Por todo o exposto, é de julgar o recurso parcialmente procedente.
Em face do exposto, acordam os Juízes da 5.ª Secção Criminal da Relação de Coimbra em, concedendo parcial provimento ao recurso interposto pela demandante, …, revogar a sentença recorrida na parte em que condenou a demandada, “…”, no pagamento à demandante da quantia de 400,00€, a título de indemnização por danos não patrimoniais, fixando-se em 1500,00€ (mil e quinhentos euros) esse montante indemnizatório e mantendo, no mais, o decidido.
Custas civis por recorrente e recorrida, na proporção do respectivo decaimento (art. 523.º do CPP.
Notifique.
[1] Apesar de, no segmento da sua motivação intitulado «A) – INTRODUÇÃO» e na conclusão 1, afirmar a sua não aceitação da sentença «apenas no que tange ao pagamento da quantia de € 400,00 a título de indemnização pelos danos não patrimoniais sofridos, bem como no que diz respeito ao pagamento da quantia de € 86,45 a título de danos patrimoniais», em lugar algum da sua peça recursória a recorrente aduz qualquer argumentação direccionada à impugnação do montante indemnizatório atribuído a título de indemnização por danos patrimoniais, pelo que terá de entender-se que, apesar da sua afirmação genérica, este montante não vem verdadeiramente questionado.
[2] Proc. n.º 39/96.9TBCNF.S1 - 3.ª, in www.stj.pt (Jurisprudência/Sumários de Acórdãos).
[3] Cf. Antunes Varela, Das Obrigações em Geral, 8.ª edição, vol. I, pág. 617.
[4] Cf. Acs. do STJ de 23-10-1979, RLJ, ano 113, pág. 91; de 26-05-1993, CJSTJ, ano I, 1993, tomo 2, pág. 130 e ss.; de 18-03-1997, CJSTJ, ano V, 1997, tomo 1, pág. 163 e ss.; e, mais recentemente, de 24-05-2011, Proc. n.º 167/07.7PBSNT.L1.S1 – 3.ª, in www.stj.pt (Jurisprudência/Sumários de Acórdãos; bem como Antunes Varela, Das Obrigações em Geral, vol. I, 9.ª edição, pág. 629.

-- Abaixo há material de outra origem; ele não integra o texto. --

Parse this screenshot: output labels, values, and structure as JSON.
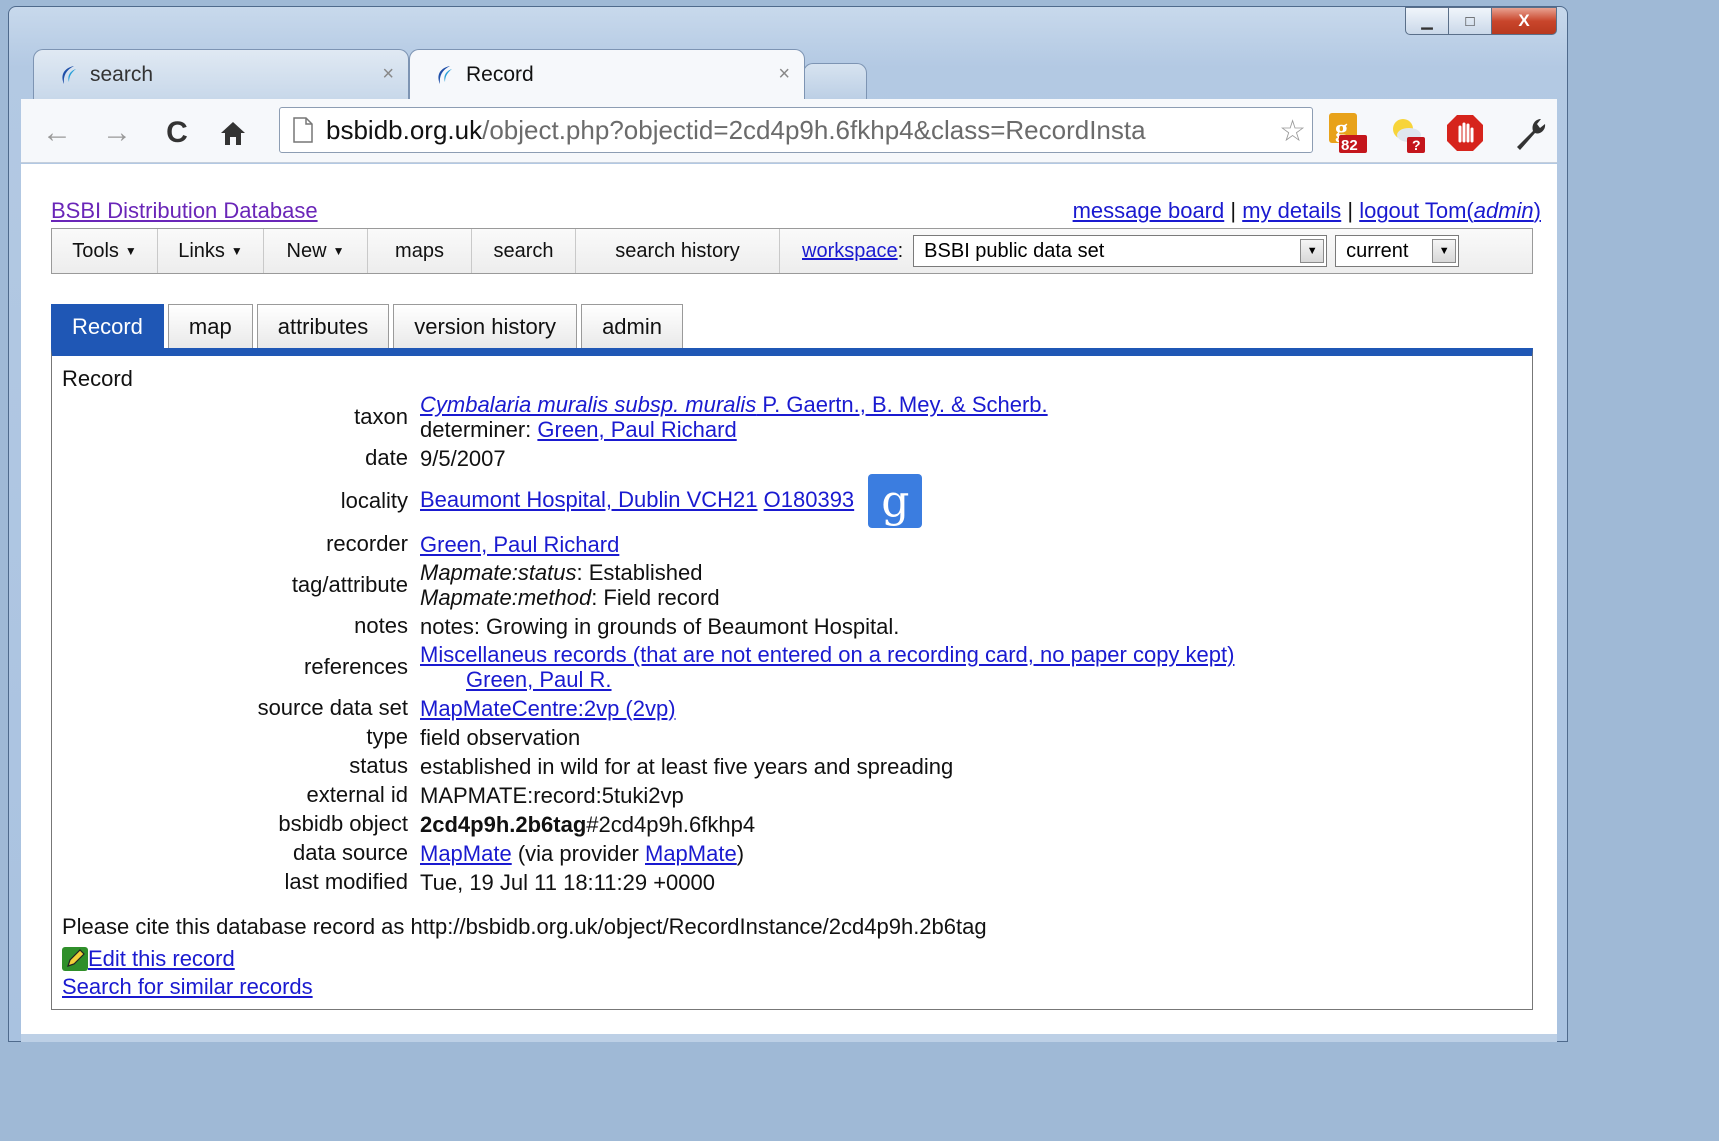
{
  "browser": {
    "tabs": [
      {
        "title": "search",
        "close": "×"
      },
      {
        "title": "Record",
        "close": "×"
      }
    ],
    "address": {
      "host": "bsbidb.org.uk",
      "path": "/object.php?objectid=2cd4p9h.6fkhp4&class=RecordInsta"
    },
    "extensions": [
      {
        "name": "gmail-checker-icon",
        "badge": "82"
      },
      {
        "name": "weather-extension-icon",
        "badge": "?"
      },
      {
        "name": "adblock-icon"
      },
      {
        "name": "wrench-icon"
      }
    ],
    "window_controls": {
      "minimize": "▁",
      "maximize": "□",
      "close": "X"
    }
  },
  "site": {
    "title": "BSBI Distribution Database",
    "top_links": {
      "message_board": "message board",
      "sep1": " | ",
      "my_details": "my details",
      "sep2": " | ",
      "logout": "logout Tom(",
      "admin": "admin",
      "close_paren": ")"
    },
    "menu": {
      "tools": "Tools",
      "links": "Links",
      "new": "New",
      "maps": "maps",
      "search": "search",
      "search_history": "search history",
      "workspace_label": "workspace",
      "workspace_colon": ":",
      "workspace_value": "BSBI public data set",
      "version_value": "current"
    },
    "page_tabs": [
      "Record",
      "map",
      "attributes",
      "version history",
      "admin"
    ]
  },
  "record": {
    "heading": "Record",
    "taxon": {
      "label": "taxon",
      "name": "Cymbalaria muralis subsp. muralis",
      "authority": " P. Gaertn., B. Mey. & Scherb.",
      "determiner_label": "determiner: ",
      "determiner": "Green, Paul Richard"
    },
    "date": {
      "label": "date",
      "value": "9/5/2007"
    },
    "locality": {
      "label": "locality",
      "place": "Beaumont Hospital, Dublin VCH21",
      "gridref": "O180393",
      "google": "g"
    },
    "recorder": {
      "label": "recorder",
      "value": "Green, Paul Richard"
    },
    "tags": {
      "label": "tag/attribute",
      "items": [
        {
          "key": "Mapmate:status",
          "value": ": Established"
        },
        {
          "key": "Mapmate:method",
          "value": ": Field record"
        }
      ]
    },
    "notes": {
      "label": "notes",
      "value": "notes: Growing in grounds of Beaumont Hospital."
    },
    "references": {
      "label": "references",
      "title": "Miscellaneus records (that are not entered on a recording card, no paper copy kept)",
      "author": "Green, Paul R."
    },
    "source_data_set": {
      "label": "source data set",
      "value": "MapMateCentre:2vp (2vp)"
    },
    "type": {
      "label": "type",
      "value": "field observation"
    },
    "status": {
      "label": "status",
      "value": "established in wild for at least five years and spreading"
    },
    "external_id": {
      "label": "external id",
      "value": "MAPMATE:record:5tuki2vp"
    },
    "bsbidb_object": {
      "label": "bsbidb object",
      "bold": "2cd4p9h.2b6tag",
      "rest": "#2cd4p9h.6fkhp4"
    },
    "data_source": {
      "label": "data source",
      "source": "MapMate",
      "via": " (via provider ",
      "provider": "MapMate",
      "end": ")"
    },
    "last_modified": {
      "label": "last modified",
      "value": "Tue, 19 Jul 11 18:11:29 +0000"
    },
    "cite": "Please cite this database record as http://bsbidb.org.uk/object/RecordInstance/2cd4p9h.2b6tag",
    "edit_link": "Edit this record",
    "similar_link": "Search for similar records"
  }
}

[5] Cf o Ac. do STJ de 23-04-2008, Proc. n.º 303/08 - 3.ª, bem como, designadamente, os de 28-06-2007, 25-10-2007, 18-12-2007, 17-01-2008 e 29-01-2008, proferidos nos Procs. n.ºs 1543/07 - 2.ª, 3026/07 - 2.ª, 3715/07 - 7.ª, 4538/07 - 2.ª, 4492/07 - 1.ª, ali referidos, e ainda os de 21-05-2008, Proc. n.º 1616/08 - 3.ª, e de 06-01-2010, Proc. n.º 1234/06.0TASTS.P1.S1 - 3.ª in www.stj.pt (Jurisprudência/Sumários de Acórdãos).
[6] In BMJ 330.º/396.
[7] Ob. cit., vol. I, 2.ª edição, pág. 488.
[8] Cf. Ac. do STJ de 15-04-2009, Proc.n.º 3704/08 - 3.ª, in www.dgsi.pt.
[9] Cf., entre outros, Acs. do STJ de 20-03-03, Proc. n.º 784/03 - 5, de 25-11-2004, Proc. n.º 3234/04 - 5.ª, de 20-01-05, Proc. n.º 3209/04 - 5, ibidem, 07-04-2010, Proc. n.º 2792/05.1TDLSB.L1.S1 - 3.ª, de 13-01-2011, Proc. n.º 316/07.5GBSTS.G2.S1 - 5.ª, e de 19-01-2011, Proc. n.º 376/06.6PBLRS.L1.S1 - 3.ª, ibidem.
[10] Proc. n.º 4447/04 - 5, ibidem, citando Cunha Rodrigues, Recursos, Jornadas de Direito Processual Penal, Almedina, 1995, pág. 387.
[11] Proc. n.º 240/03 - 5.ª, ibidem.
[12] Cf. Ac. do STJ de 17-06-04, Proc. n.º 2364/04 - 5, ibidem.
[13] Como o Tribunal recorrido refere, do relatório da perícia de avaliação do dano corporal em direito penal que figura a fls. 36-37 extrai-se que do evento em causa «resultou um traumatismo torácico, inexistindo «lesões documentadas ao exame físico», tendo realizado «radiografia de tórax, sem alterações» (o que, segundo as regras da experiência, aponta para a ausência de particular gravidade e/ou particular contusão no impacto – veja-se, além disso, que a assistente teve alta em, sensivelmente, apenas 3 horas após dar entrada na unidade hospitalar».